Les Fortauds s’attardèrent longtemps sur les rives du Grand Fleuve Anduin, et se cachaient moins des Hommes. Ils passèrent à l’ouest des Montagnes après les Piévelus, suivant le cours de la Bruyandeau vers le sud ; et là, nombre d’entre eux vécurent longtemps entre Tharbad et les frontières de la Dunlande avant de remonter vers le nord.
Les Peaublêmes, les moins nombreux, étaient une branche nordique. Ils étaient en meilleurs termes avec les Elfes que ne l’étaient les autres Hobbits, plus doués pour les langues et les chansons que pour le travail manuel ; et autrefois, ils préféraient la chasse au labour. Traversant les montagnes au nord de Fendeval, ils descendirent la rivière Fongrège. En Eriador, ils se mêlèrent bientôt aux autres groupes qui les avaient précédés, mais comme ils étaient un peu plus hardis et aventureux, il n’était pas rare de les voir assumer un rôle de meneur ou de chef dans les clans de Piévelus ou de Fortauds. Même au temps de Bilbo, une forte ascendance peaublême se remarquait encore dans les grandes familles, notamment chez les Touc et les Maîtres du Pays-de-Bouc.
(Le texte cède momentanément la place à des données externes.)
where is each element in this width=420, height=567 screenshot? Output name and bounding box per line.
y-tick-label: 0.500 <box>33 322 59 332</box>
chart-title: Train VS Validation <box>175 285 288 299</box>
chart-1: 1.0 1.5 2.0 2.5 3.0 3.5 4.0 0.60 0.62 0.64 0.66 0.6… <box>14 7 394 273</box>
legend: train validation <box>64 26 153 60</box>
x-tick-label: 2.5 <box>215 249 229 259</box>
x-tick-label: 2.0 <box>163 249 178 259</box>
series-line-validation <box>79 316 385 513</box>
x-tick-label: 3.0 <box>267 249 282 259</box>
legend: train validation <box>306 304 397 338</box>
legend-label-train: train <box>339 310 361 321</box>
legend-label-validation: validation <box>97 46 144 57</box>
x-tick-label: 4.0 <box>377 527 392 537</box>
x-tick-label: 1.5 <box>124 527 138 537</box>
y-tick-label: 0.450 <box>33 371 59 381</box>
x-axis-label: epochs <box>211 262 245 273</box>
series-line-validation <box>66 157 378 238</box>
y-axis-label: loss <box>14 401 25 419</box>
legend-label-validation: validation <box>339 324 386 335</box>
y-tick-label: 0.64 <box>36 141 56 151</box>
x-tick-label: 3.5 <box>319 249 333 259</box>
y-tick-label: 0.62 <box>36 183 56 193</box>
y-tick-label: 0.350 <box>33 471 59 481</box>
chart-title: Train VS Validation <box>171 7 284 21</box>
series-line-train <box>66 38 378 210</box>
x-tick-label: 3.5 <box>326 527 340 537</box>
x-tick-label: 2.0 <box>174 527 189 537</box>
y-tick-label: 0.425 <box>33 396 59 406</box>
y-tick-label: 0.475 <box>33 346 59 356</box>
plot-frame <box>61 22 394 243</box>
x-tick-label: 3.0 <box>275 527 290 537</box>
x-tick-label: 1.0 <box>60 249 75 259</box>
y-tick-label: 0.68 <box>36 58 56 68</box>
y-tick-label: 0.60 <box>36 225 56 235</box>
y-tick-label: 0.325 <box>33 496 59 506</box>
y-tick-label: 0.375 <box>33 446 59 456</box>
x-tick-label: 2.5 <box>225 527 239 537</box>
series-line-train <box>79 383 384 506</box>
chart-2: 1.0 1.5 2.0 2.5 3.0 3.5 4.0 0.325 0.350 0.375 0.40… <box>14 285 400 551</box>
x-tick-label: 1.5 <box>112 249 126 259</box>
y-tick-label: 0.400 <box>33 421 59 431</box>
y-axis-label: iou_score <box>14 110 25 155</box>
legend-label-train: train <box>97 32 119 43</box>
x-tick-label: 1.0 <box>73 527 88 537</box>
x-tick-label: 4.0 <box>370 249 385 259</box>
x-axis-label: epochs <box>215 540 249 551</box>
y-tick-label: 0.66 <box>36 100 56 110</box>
En Eriador, ces terres de l’ouest comprises entre les Montagnes de Brume et les Montagnes de Loune, les Hobbits trouvèrent tant des Hommes que des Elfes. En effet, il s’y trouvait encore quelques descendants des Dúnedain, les rois des Hommes de l’Occidentale ayant jadis traversé la Mer ; mais leur nombre diminuait rapidement, et les terres de leur Royaume du Nord devenaient partout désertes. Il y avait amplement assez de place pour accueillir de nouveaux venus, et les Hobbits ne tardèrent pas à s’établir en communautés ordonnées. Du temps de Bilbo, la plupart de leurs anciens établissements étaient disparus et oubliés depuis longtemps ; mais l’un des premiers à devenir un bourg d’importance subsistait encore, sans toutefois être aussi vaste que par le passé : il se trouvait à Brie et dans le Bois de Chètes tout autour, à quelque quarante milles à l’est du Comté.